Storage and Shelf Life

Because Fairlife is ultra-pasteurized, unopened containers last significantly longer than regular milk: generally 2 to 4 weeks past the printed date in a cool pantry, and up to 1 to 2 months refrigerated. Once you open it, treat it more like regular milk and use it within 7 to 10 days. During pregnancy, err on the shorter side of these windows. If the milk smells off or tastes sour, discard it regardless of the date on the label.

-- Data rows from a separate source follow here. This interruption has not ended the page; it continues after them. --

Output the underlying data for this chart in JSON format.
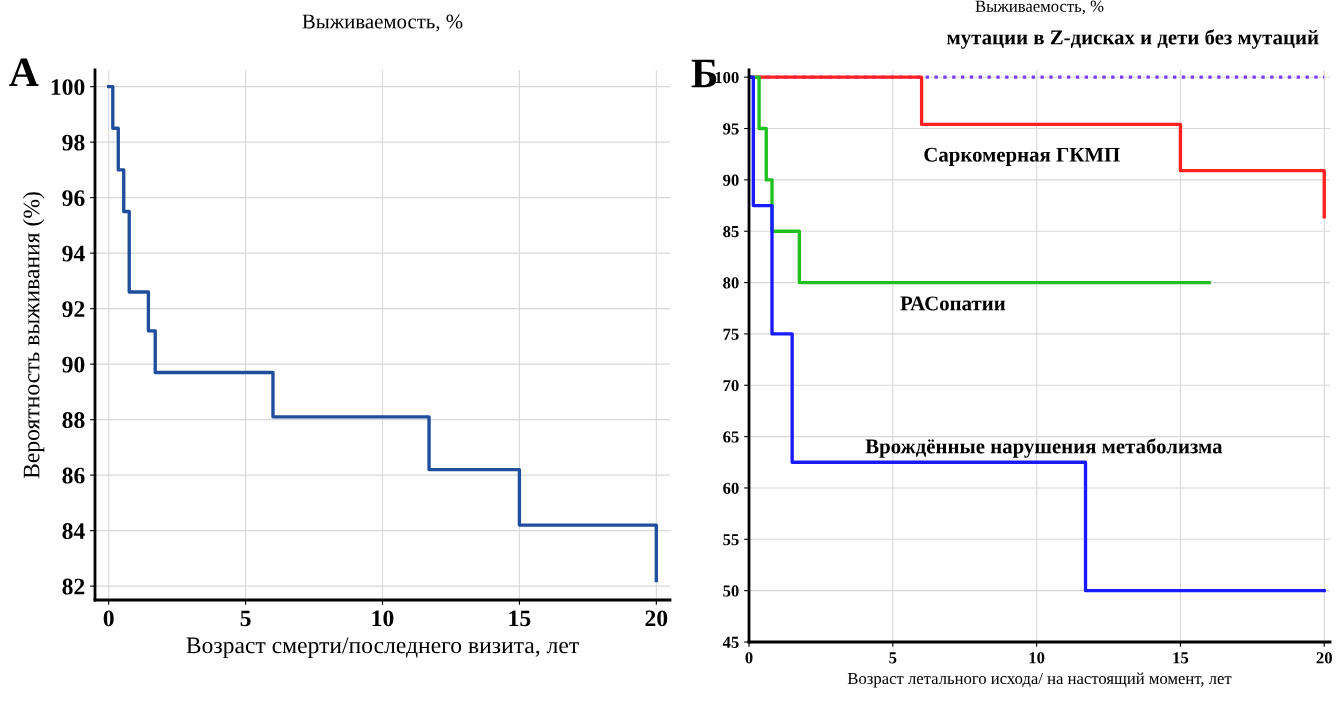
{
  "chart_data": [
    {
      "type": "step",
      "title": "Выживаемость, %",
      "xlabel": "Возраст смерти/последнего визита, лет",
      "ylabel": "Вероятность выживания (%)",
      "annotations": [
        "А"
      ],
      "xlim": [
        -0.5,
        20.5
      ],
      "xticks": [
        0,
        5,
        10,
        15,
        20
      ],
      "ylim": [
        81.5,
        100.6
      ],
      "yticks": [
        82,
        84,
        86,
        88,
        90,
        92,
        94,
        96,
        98,
        100
      ],
      "grid": true,
      "line_style": "solid",
      "series": [
        {
          "color": "#1f4e9c",
          "x": [
            0,
            0.15,
            0.35,
            0.55,
            0.75,
            1.45,
            1.7,
            6.0,
            11.7,
            15.0,
            20.0,
            20.0
          ],
          "values": [
            100,
            98.5,
            97.0,
            95.5,
            92.6,
            91.2,
            89.7,
            88.1,
            86.2,
            84.2,
            84.2,
            82.2
          ]
        }
      ]
    },
    {
      "type": "step",
      "title": "Выживаемость, %",
      "xlabel": "Возраст летального исхода/ на настоящий момент, лет",
      "annotations": [
        "Б"
      ],
      "xlim": [
        0,
        20.2
      ],
      "xticks": [
        0,
        5,
        10,
        15,
        20
      ],
      "ylim": [
        45,
        100.7
      ],
      "yticks": [
        45,
        50,
        55,
        60,
        65,
        70,
        75,
        80,
        85,
        90,
        95,
        100
      ],
      "grid": true,
      "series": [
        {
          "name": "мутации в Z-дисках и дети без мутаций",
          "color": "#7a3cff",
          "line_style": "dotted",
          "x": [
            0,
            20
          ],
          "values": [
            100,
            100
          ]
        },
        {
          "name": "Саркомерная ГКМП",
          "color": "#ff2020",
          "line_style": "solid",
          "x": [
            0,
            6.0,
            15.0,
            20.0,
            20.0
          ],
          "values": [
            100,
            95.4,
            90.9,
            90.9,
            86.4
          ]
        },
        {
          "name": "РАСопатии",
          "color": "#20c020",
          "line_style": "solid",
          "x": [
            0,
            0.35,
            0.6,
            0.8,
            1.75,
            16.0
          ],
          "values": [
            100,
            95,
            90,
            85,
            80,
            80
          ]
        },
        {
          "name": "Врождённые нарушения метаболизма",
          "color": "#1a1aff",
          "line_style": "solid",
          "x": [
            0,
            0.15,
            0.8,
            1.5,
            11.7,
            20.0
          ],
          "values": [
            100,
            87.5,
            75,
            62.5,
            50,
            50
          ]
        }
      ]
    }
  ]
}
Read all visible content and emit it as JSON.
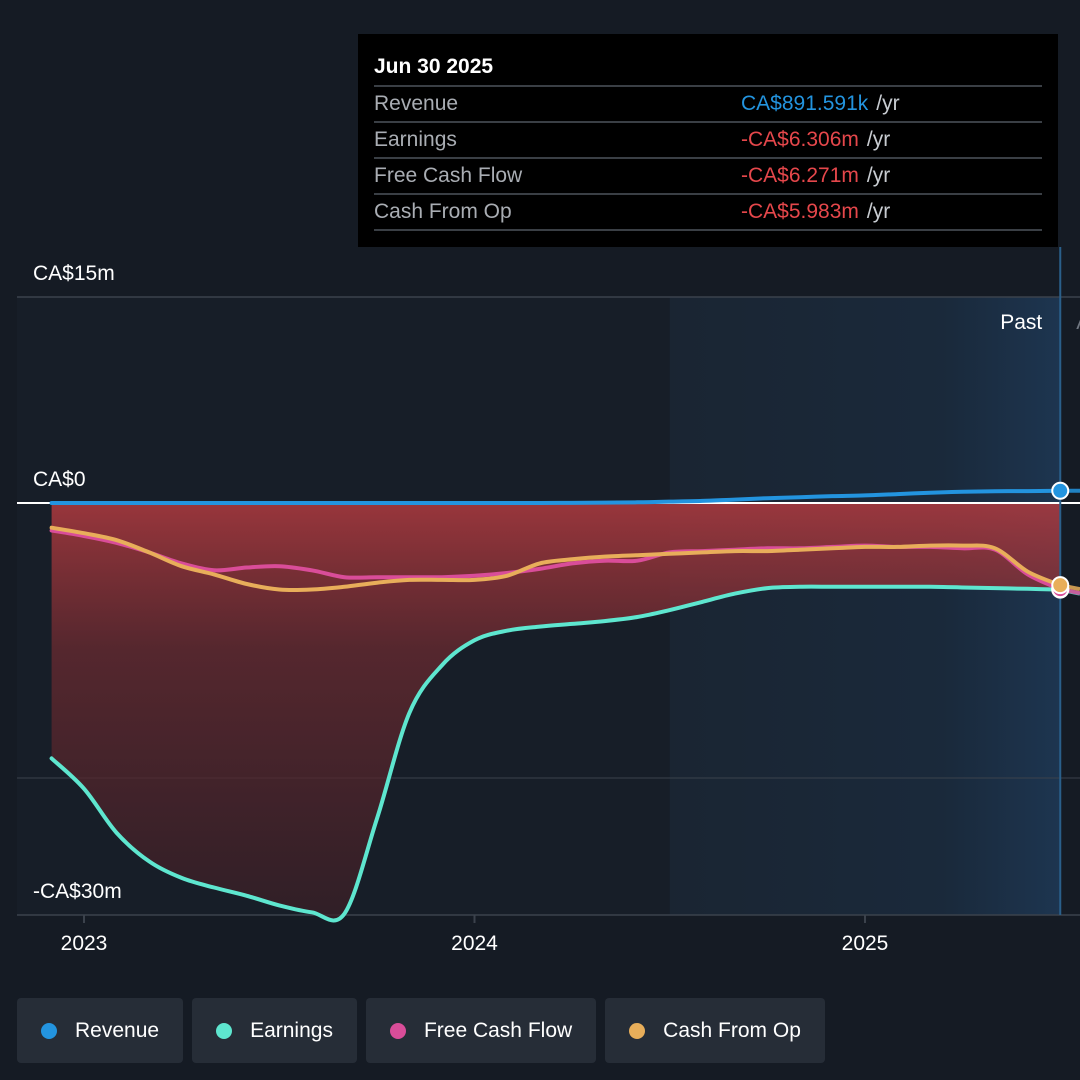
{
  "chart_data": {
    "type": "line",
    "x": [
      2022.917,
      2023.0,
      2023.083,
      2023.167,
      2023.25,
      2023.333,
      2023.417,
      2023.5,
      2023.583,
      2023.667,
      2023.75,
      2023.833,
      2023.917,
      2024.0,
      2024.083,
      2024.167,
      2024.25,
      2024.333,
      2024.417,
      2024.5,
      2024.583,
      2024.667,
      2024.75,
      2024.833,
      2024.917,
      2025.0,
      2025.083,
      2025.167,
      2025.25,
      2025.333,
      2025.417,
      2025.5
    ],
    "series": [
      {
        "name": "Revenue",
        "color": "#2394df",
        "values": [
          0.0,
          0.0,
          0.0,
          0.0,
          0.0,
          0.0,
          0.0,
          0.0,
          0.0,
          0.0,
          0.0,
          0.0,
          0.0,
          0.0,
          0.0,
          0.0,
          0.01,
          0.03,
          0.05,
          0.1,
          0.15,
          0.25,
          0.35,
          0.42,
          0.5,
          0.55,
          0.65,
          0.75,
          0.82,
          0.85,
          0.87,
          0.89
        ]
      },
      {
        "name": "Earnings",
        "color": "#5ee6cf",
        "values": [
          -18.6,
          -20.8,
          -24.0,
          -26.1,
          -27.3,
          -28.0,
          -28.6,
          -29.3,
          -29.8,
          -29.9,
          -23.0,
          -15.3,
          -11.8,
          -10.0,
          -9.3,
          -9.0,
          -8.8,
          -8.6,
          -8.3,
          -7.8,
          -7.2,
          -6.6,
          -6.2,
          -6.1,
          -6.1,
          -6.1,
          -6.1,
          -6.1,
          -6.15,
          -6.2,
          -6.25,
          -6.306
        ]
      },
      {
        "name": "Free Cash Flow",
        "color": "#d94d99",
        "values": [
          -2.0,
          -2.4,
          -2.9,
          -3.6,
          -4.4,
          -4.9,
          -4.7,
          -4.6,
          -4.9,
          -5.4,
          -5.4,
          -5.4,
          -5.4,
          -5.3,
          -5.1,
          -4.8,
          -4.4,
          -4.2,
          -4.2,
          -3.6,
          -3.5,
          -3.4,
          -3.3,
          -3.3,
          -3.2,
          -3.1,
          -3.2,
          -3.2,
          -3.3,
          -3.4,
          -5.2,
          -6.271
        ]
      },
      {
        "name": "Cash From Op",
        "color": "#e8ae5a",
        "values": [
          -1.8,
          -2.2,
          -2.7,
          -3.6,
          -4.6,
          -5.2,
          -5.9,
          -6.3,
          -6.3,
          -6.1,
          -5.8,
          -5.6,
          -5.6,
          -5.6,
          -5.3,
          -4.4,
          -4.1,
          -3.9,
          -3.8,
          -3.7,
          -3.6,
          -3.5,
          -3.5,
          -3.4,
          -3.3,
          -3.2,
          -3.2,
          -3.1,
          -3.1,
          -3.3,
          -5.0,
          -5.983
        ]
      }
    ],
    "ylim": [
      -30,
      15
    ],
    "y_tick_labels": [
      "CA$15m",
      "CA$0",
      "-CA$30m"
    ],
    "x_tick_labels": [
      {
        "label": "2023",
        "value": 2023.0
      },
      {
        "label": "2024",
        "value": 2024.0
      },
      {
        "label": "2025",
        "value": 2025.0
      }
    ],
    "past_label": "Past",
    "highlight_start": 2024.5,
    "highlight_end": 2025.5,
    "legend": [
      "Revenue",
      "Earnings",
      "Free Cash Flow",
      "Cash From Op"
    ]
  },
  "tooltip": {
    "date": "Jun 30 2025",
    "rows": [
      {
        "name": "Revenue",
        "value": "CA$891.591k",
        "unit": "/yr",
        "color": "#2394df"
      },
      {
        "name": "Earnings",
        "value": "-CA$6.306m",
        "unit": "/yr",
        "color": "#e5474b"
      },
      {
        "name": "Free Cash Flow",
        "value": "-CA$6.271m",
        "unit": "/yr",
        "color": "#e5474b"
      },
      {
        "name": "Cash From Op",
        "value": "-CA$5.983m",
        "unit": "/yr",
        "color": "#e5474b"
      }
    ]
  },
  "legend_items": [
    {
      "label": "Revenue",
      "color": "#2394df"
    },
    {
      "label": "Earnings",
      "color": "#5ee6cf"
    },
    {
      "label": "Free Cash Flow",
      "color": "#d94d99"
    },
    {
      "label": "Cash From Op",
      "color": "#e8ae5a"
    }
  ]
}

How It Fits Into a Pregnancy Diet

Fairlife works well as a daily milk choice during pregnancy. You get more protein and calcium per glass, less sugar, and no lactose, all from a pasteurized product with a long shelf life. It pairs naturally with the increased nutritional demands of pregnancy without requiring you to drink more volume.

Where Fairlife doesn’t differ meaningfully from regular milk is in its fat content. If your provider has recommended full-fat dairy for fat-soluble vitamin absorption, Fairlife’s whole milk version delivers on that. If you’ve been advised to limit saturated fat, their 2% and fat-free versions exist as well. The filtration process changes the protein, sugar, and mineral profile but leaves the fat options comparable to conventional milk.

The one thing Fairlife cannot replace is variety. No single food covers all your prenatal nutritional needs. It’s a strong dairy choice, but it works best alongside other protein sources, leafy greens for folate, and the iron-rich foods that milk doesn’t provide.